En totalité, 4 000 groupements d'employeurs (1)..., mais seulement 300 dans l'industrie et les services. A priori, si le concept s'est bien développé dans le monde agricole (3 600), il peine à trouver un écho favorable dans les autres secteurs d'activité. Or, les groupements sont scrutés avec attention par les politiques. Créées sous forme juridique associative, ces structures mettent à la disposition des employeurs, membres du groupement, des salariés dont ils n'ont besoin qu'à temps partiel ou seulement pour une partie de l'année. Chaque salarié travaille, ainsi, partiellement et successivement chez plusieurs membres du groupement et, en fin de compte, dispose d'un emploi à temps plein ou quasiment. Une façon de concilier flexibilité (pour les employeurs) et sécurité (pour les salariés).

Spécificité française

Selon Thomas Chaudron, auteur du rapport sur les «tiers employeurs», qui s'intéresse aux groupements d'employeurs, ce dispositif constitue une « spécificité française ». Il commence même à s'exporter en Belgique, en Allemagne et au Québec.

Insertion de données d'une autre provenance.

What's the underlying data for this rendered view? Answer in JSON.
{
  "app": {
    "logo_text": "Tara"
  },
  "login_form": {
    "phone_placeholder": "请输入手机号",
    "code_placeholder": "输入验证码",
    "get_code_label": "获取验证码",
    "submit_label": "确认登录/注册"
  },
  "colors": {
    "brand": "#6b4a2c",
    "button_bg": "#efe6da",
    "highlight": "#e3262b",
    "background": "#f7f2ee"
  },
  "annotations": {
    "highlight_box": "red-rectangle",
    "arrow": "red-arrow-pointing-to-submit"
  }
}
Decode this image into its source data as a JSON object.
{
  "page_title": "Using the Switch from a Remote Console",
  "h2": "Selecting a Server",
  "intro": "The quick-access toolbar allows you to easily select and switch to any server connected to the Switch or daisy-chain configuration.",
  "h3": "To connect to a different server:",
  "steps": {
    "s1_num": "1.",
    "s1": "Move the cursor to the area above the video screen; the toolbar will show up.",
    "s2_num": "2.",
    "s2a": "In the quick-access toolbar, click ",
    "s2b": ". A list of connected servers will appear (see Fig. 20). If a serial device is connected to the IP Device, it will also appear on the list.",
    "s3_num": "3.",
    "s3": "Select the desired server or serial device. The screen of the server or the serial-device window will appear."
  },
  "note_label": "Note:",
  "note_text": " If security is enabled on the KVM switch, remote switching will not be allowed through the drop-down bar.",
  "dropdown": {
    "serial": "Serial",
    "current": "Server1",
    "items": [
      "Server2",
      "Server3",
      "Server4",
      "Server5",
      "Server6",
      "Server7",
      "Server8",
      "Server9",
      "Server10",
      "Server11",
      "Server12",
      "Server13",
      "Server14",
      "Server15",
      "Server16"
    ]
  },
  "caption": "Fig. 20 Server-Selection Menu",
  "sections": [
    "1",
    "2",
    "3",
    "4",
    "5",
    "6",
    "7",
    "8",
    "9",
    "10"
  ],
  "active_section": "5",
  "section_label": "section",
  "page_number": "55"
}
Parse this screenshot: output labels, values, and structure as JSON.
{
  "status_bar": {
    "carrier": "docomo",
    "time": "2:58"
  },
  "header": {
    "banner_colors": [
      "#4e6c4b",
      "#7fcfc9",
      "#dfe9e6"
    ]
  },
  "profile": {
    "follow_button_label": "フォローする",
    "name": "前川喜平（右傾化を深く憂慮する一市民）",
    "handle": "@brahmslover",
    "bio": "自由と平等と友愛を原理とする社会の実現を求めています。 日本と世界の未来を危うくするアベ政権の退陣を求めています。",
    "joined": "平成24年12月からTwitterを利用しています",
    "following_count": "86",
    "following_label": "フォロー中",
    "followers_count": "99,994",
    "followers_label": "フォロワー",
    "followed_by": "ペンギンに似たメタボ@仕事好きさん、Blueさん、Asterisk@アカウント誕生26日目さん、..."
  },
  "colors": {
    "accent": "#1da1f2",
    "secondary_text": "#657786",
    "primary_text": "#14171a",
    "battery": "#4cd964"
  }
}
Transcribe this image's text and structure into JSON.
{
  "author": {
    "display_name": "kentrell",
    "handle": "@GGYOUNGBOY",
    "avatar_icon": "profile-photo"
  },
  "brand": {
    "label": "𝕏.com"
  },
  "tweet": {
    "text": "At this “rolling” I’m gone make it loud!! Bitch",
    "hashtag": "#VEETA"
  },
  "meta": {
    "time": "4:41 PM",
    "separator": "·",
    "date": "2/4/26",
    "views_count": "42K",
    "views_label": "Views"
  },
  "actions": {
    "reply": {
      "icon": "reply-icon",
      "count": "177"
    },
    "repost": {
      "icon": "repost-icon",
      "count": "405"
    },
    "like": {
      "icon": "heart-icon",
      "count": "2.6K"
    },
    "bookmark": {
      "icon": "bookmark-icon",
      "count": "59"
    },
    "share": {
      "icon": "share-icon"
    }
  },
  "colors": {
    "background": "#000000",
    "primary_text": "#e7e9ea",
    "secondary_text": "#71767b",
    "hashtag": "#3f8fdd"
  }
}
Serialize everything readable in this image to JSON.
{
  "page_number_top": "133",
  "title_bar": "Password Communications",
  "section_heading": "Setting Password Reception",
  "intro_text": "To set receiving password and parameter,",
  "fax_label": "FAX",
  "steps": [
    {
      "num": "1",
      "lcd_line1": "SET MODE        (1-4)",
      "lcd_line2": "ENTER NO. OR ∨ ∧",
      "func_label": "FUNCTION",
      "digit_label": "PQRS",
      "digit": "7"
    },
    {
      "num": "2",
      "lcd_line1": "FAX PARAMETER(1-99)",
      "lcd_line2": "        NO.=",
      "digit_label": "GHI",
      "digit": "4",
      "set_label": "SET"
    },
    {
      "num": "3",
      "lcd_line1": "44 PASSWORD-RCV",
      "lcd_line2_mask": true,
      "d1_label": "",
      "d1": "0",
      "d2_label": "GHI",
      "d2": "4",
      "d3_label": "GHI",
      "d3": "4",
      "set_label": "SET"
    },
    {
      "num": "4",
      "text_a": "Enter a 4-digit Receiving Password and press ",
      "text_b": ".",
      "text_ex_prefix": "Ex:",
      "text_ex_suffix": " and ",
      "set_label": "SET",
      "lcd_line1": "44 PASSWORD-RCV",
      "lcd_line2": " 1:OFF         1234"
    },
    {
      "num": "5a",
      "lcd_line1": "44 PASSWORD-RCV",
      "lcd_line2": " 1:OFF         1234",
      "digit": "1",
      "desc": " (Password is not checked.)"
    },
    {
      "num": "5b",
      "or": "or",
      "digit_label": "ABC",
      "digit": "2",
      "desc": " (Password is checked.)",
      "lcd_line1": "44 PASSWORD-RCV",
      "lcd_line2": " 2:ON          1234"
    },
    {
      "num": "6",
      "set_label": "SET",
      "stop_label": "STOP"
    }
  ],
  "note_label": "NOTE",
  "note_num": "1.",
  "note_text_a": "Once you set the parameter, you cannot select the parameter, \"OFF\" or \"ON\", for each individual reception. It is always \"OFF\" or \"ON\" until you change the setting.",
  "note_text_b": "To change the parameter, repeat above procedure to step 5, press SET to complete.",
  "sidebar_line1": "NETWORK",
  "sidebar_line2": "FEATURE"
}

La réussite des groupements d'employeurs bute, toutefois, sur plusieurs problèmes. Le premier point noir du système concerne la solidarité financière : chaque membre est responsable du passif social (salaires et cotisations) des autres partenaires du groupement. Si l'un des membres est déclaré insolvable, c'est aux autres adhérents d'être solidaires. « Pour beaucoup de chefs d'entreprise, devoir assumer financièrement les errements d'un de leur pair - qu'ils ne connaissent pas forcément et avec lequel ils n'ont aucune relation commerciale - est un risque qu'ils refusent de prendre », note Thomas Chaudron.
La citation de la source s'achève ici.